Evaluate a franchise closely

Businesses can and do make good profits under franchise arrangements. Many small business owners have been helped in getting a sound start by investing in a franchise. But a franchise costs money. Although one can be purchased for as little as a few hundred dollars, most involve a considerable sum of money and so it is vital that you investigate and evaluate carefully any franchise before you invest.

Although most franchises are managed by reputable business people one should always keep in mind that some may be poorly managed and financially weak.

There are also business operations that adopt questionable practices and ensure for example, that the controls and restrictions in the agreement are one sided in their favour. Whatever the type of franchise, the arrangements between the parties and the provisions of the agreement, are vital and these should be thoroughly investigated and assessed by a suitably qualified person, preferably your lawyer. To help you assess a franchise we have included here a franchise checklist which outlines some of the questions you should ask yourself before making a commitment.

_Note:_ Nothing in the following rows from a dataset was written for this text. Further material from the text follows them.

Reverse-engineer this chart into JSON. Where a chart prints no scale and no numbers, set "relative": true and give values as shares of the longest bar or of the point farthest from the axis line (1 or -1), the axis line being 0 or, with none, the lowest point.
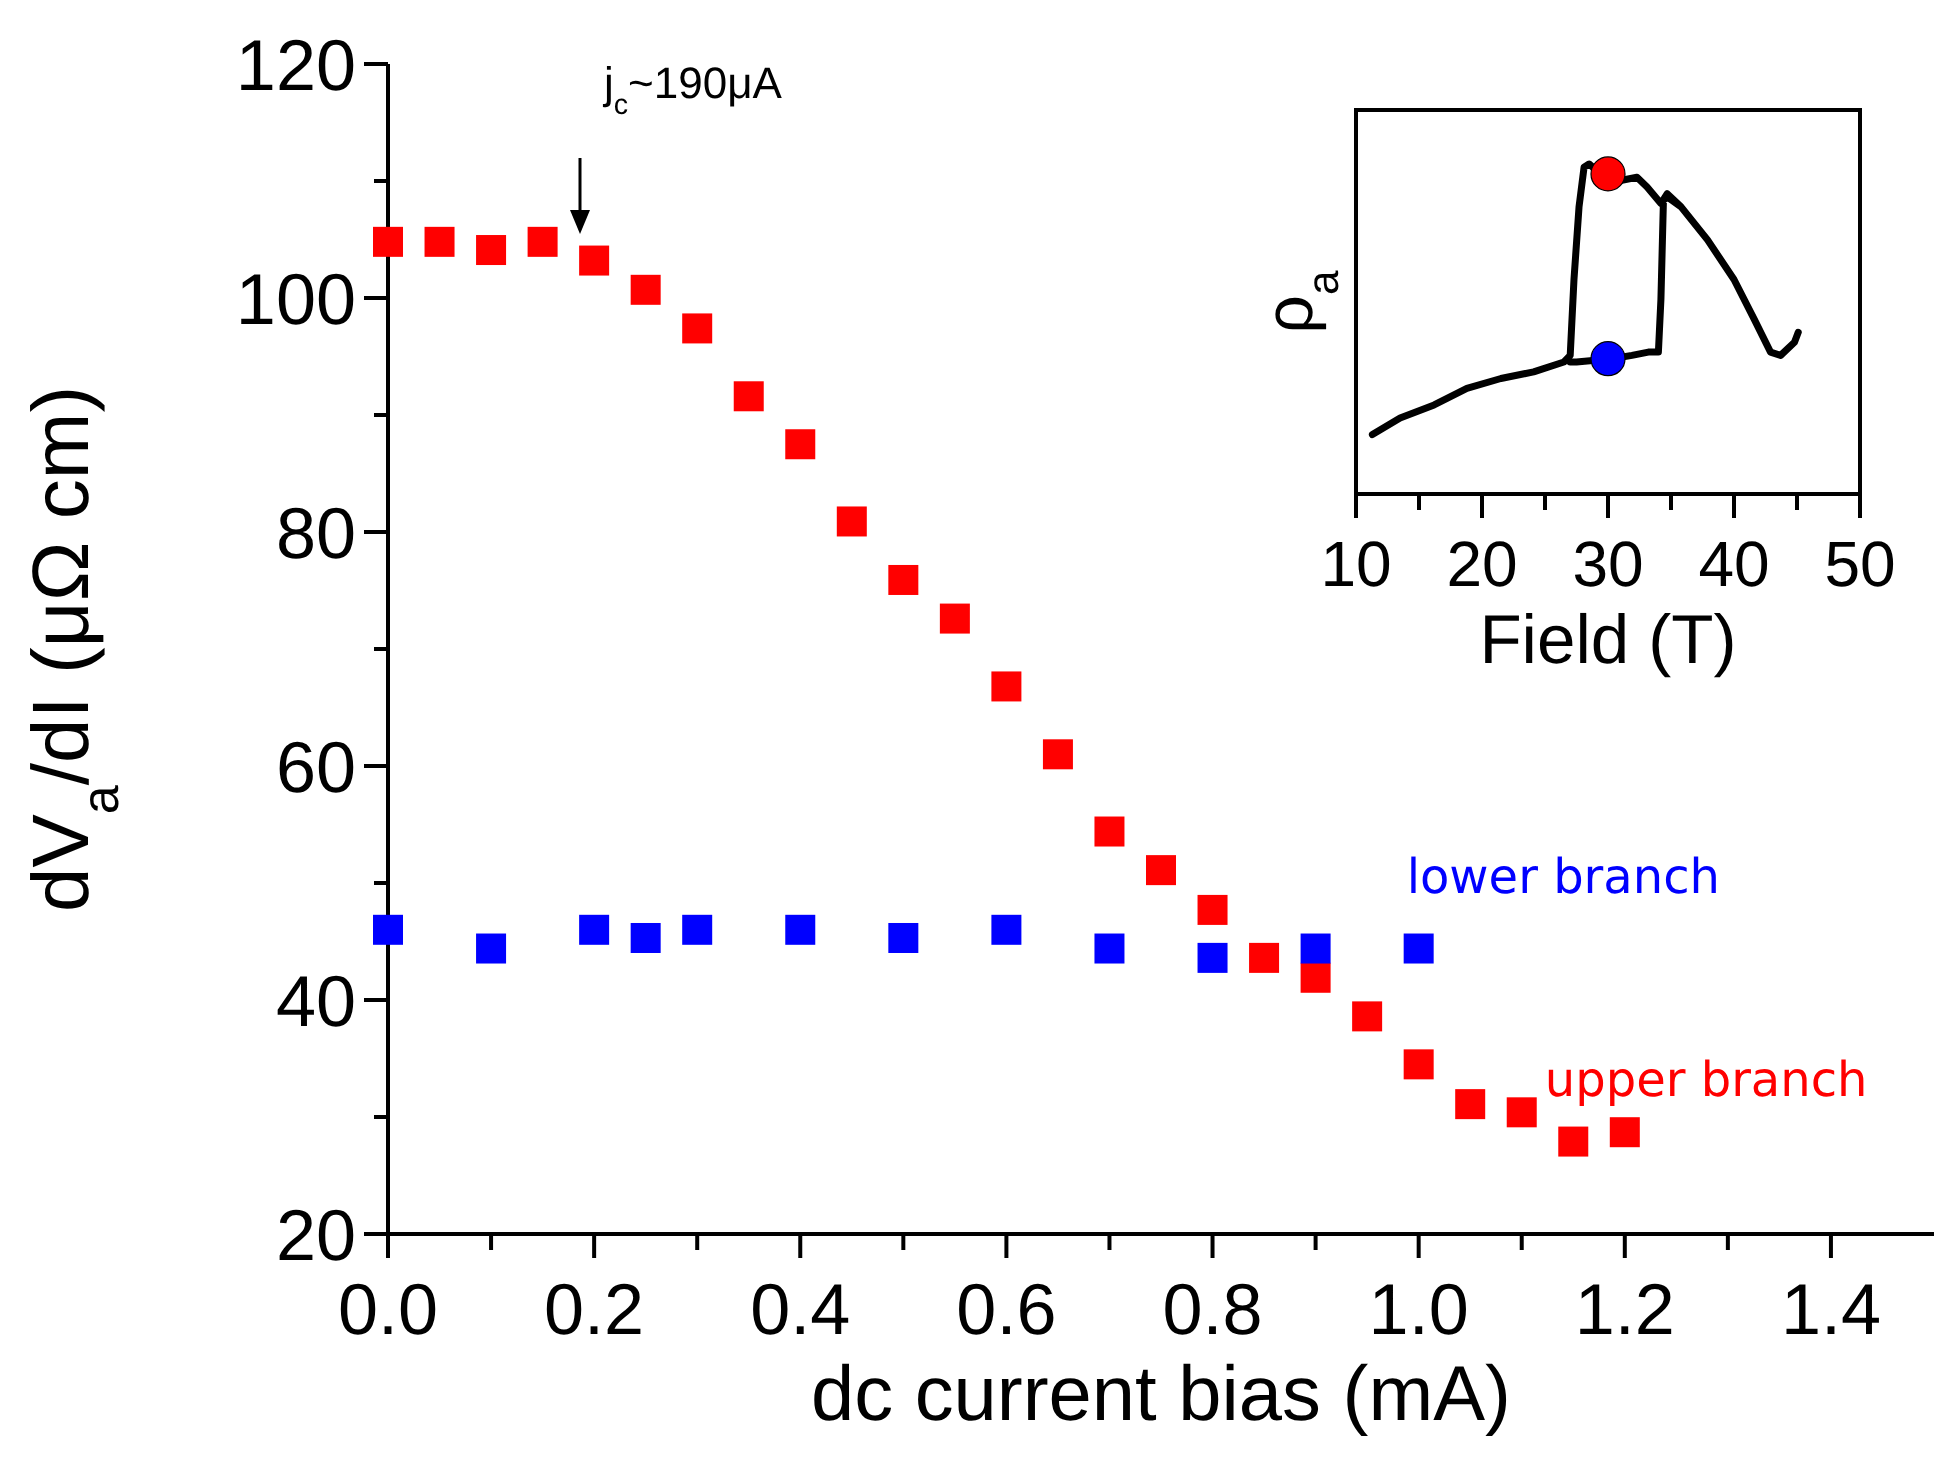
{
  "chart_data": [
    {
      "type": "scatter",
      "xlabel": "dc current bias (mA)",
      "ylabel": "dV$_{a}$/dI (μΩ cm)",
      "xlim": [
        0,
        1.5
      ],
      "ylim": [
        20,
        120
      ],
      "xticks": [
        {
          "value": 0,
          "label": "0.0"
        },
        {
          "value": 0.1,
          "label": null
        },
        {
          "value": 0.2,
          "label": "0.2"
        },
        {
          "value": 0.3,
          "label": null
        },
        {
          "value": 0.4,
          "label": "0.4"
        },
        {
          "value": 0.5,
          "label": null
        },
        {
          "value": 0.6,
          "label": "0.6"
        },
        {
          "value": 0.7,
          "label": null
        },
        {
          "value": 0.8,
          "label": "0.8"
        },
        {
          "value": 0.9,
          "label": null
        },
        {
          "value": 1.0,
          "label": "1.0"
        },
        {
          "value": 1.1,
          "label": null
        },
        {
          "value": 1.2,
          "label": "1.2"
        },
        {
          "value": 1.3,
          "label": null
        },
        {
          "value": 1.4,
          "label": "1.4"
        }
      ],
      "yticks": [
        20,
        {
          "value": 30,
          "label": null
        },
        40,
        {
          "value": 50,
          "label": null
        },
        60,
        {
          "value": 70,
          "label": null
        },
        80,
        {
          "value": 90,
          "label": null
        },
        100,
        {
          "value": 110,
          "label": null
        },
        120
      ],
      "marker": "square",
      "grid": false,
      "legend": false,
      "series": [
        {
          "name": "upper branch",
          "color": "#ff0000",
          "x": [
            0,
            0.05,
            0.1,
            0.15,
            0.2,
            0.25,
            0.3,
            0.35,
            0.4,
            0.45,
            0.5,
            0.55,
            0.6,
            0.65,
            0.7,
            0.75,
            0.8,
            0.85,
            0.9,
            0.95,
            1.0,
            1.05,
            1.1,
            1.15,
            1.2
          ],
          "values": [
            104.8,
            104.8,
            104.1,
            104.8,
            103.2,
            100.7,
            97.4,
            91.6,
            87.5,
            80.9,
            75.9,
            72.6,
            66.8,
            61,
            54.4,
            51.1,
            47.7,
            43.6,
            41.9,
            38.6,
            34.5,
            31.1,
            30.4,
            27.9,
            28.7
          ]
        },
        {
          "name": "lower branch",
          "color": "#0000ff",
          "x": [
            0,
            0.1,
            0.2,
            0.25,
            0.3,
            0.4,
            0.5,
            0.6,
            0.7,
            0.8,
            0.9,
            1.0
          ],
          "values": [
            46,
            44.4,
            46,
            45.3,
            46,
            46,
            45.3,
            46,
            44.4,
            43.6,
            44.4,
            44.4
          ]
        }
      ],
      "annotations": [
        "j$_{c}$~190μA"
      ]
    },
    {
      "type": "line",
      "xlabel": "Field (T)",
      "ylabel": "ρ$_{a}$",
      "xlim": [
        10,
        50
      ],
      "relative": true,
      "tick_labels": "x",
      "xticks": [
        10,
        {
          "value": 15,
          "label": null
        },
        20,
        {
          "value": 25,
          "label": null
        },
        30,
        {
          "value": 35,
          "label": null
        },
        40,
        {
          "value": 45,
          "label": null
        },
        50
      ],
      "grid": false,
      "legend": false,
      "series": [
        {
          "color": "#000000",
          "line_style": "solid",
          "marker": "none",
          "x": [
            11.3,
            13.5,
            16.2,
            18.8,
            21.5,
            24.1,
            26.5,
            27.0,
            27.3,
            27.7,
            28.1,
            28.5,
            29.4,
            31,
            32.3,
            33.1,
            34.2,
            34.7,
            35.8,
            37.9,
            40,
            41.6,
            42.9,
            43.7,
            44.8,
            45.1,
            44.8,
            43.7,
            42.9,
            41.6,
            40,
            37.9,
            35.8,
            34.7,
            34.4,
            34.2,
            34.0,
            33.2,
            31.9,
            30.3,
            27.5,
            27.0
          ],
          "values": [
            0.18,
            0.23,
            0.27,
            0.32,
            0.35,
            0.37,
            0.4,
            0.42,
            0.65,
            0.87,
            0.99,
            1.0,
            0.97,
            0.95,
            0.96,
            0.93,
            0.88,
            0.91,
            0.87,
            0.77,
            0.65,
            0.53,
            0.43,
            0.42,
            0.46,
            0.49,
            0.46,
            0.42,
            0.43,
            0.53,
            0.65,
            0.77,
            0.87,
            0.9,
            0.89,
            0.59,
            0.43,
            0.43,
            0.42,
            0.41,
            0.4,
            0.4
          ]
        },
        {
          "type": "scatter",
          "color": "#ff0000",
          "marker": "circle",
          "x": [
            30
          ],
          "values": [
            0.97
          ]
        },
        {
          "type": "scatter",
          "color": "#0000ff",
          "marker": "circle",
          "x": [
            30
          ],
          "values": [
            0.41
          ]
        }
      ]
    }
  ]
}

Initial Questions To Ask Yourself

Before making your buy decision, here are a few quick test questions that you can ask yourself and perhaps save a lot of time, money and headaches.

  • Were you promised high profits in exchange for minimum effort?
  • Did the representative pressure you to sign a contract immediately?
  • Were you told that this was your last chance to sign and that if you did not, the opportunity would be lost?
  • Was the representative clear and open in answering questions that you put to them specifically?
  • Did the representative give you a responsible list of references as well as other operators that you could have discussions with?
  • Did you feel that the representative was more interested in selling the franchise rather than ensuring that you would be successful in business?
  • Did the representative try to discourage you from having your lawyers review fully the agreements and other arrangements before signing?
  • Have you been able to visit one of the franchises already operating and discuss with the owner of that business matters to do with the franchisor's reputation and conduct, and obtained information about the company itself and how it is managed?

If the answers to these questions are no then you will probably be able to proceed to the next step, which is the checklist of your evaluation programme.

If any of these questions are answered with a yes you may have to think further or take that matter up with the representative.

Checking out a franchise

For many people investment in a franchise represents a commitment of all their financial resources. Buying a franchise, therefore, should not be taken lightly. We cannot stress enough that independent professional advice about the proposal is critical. Talk to your adviser first.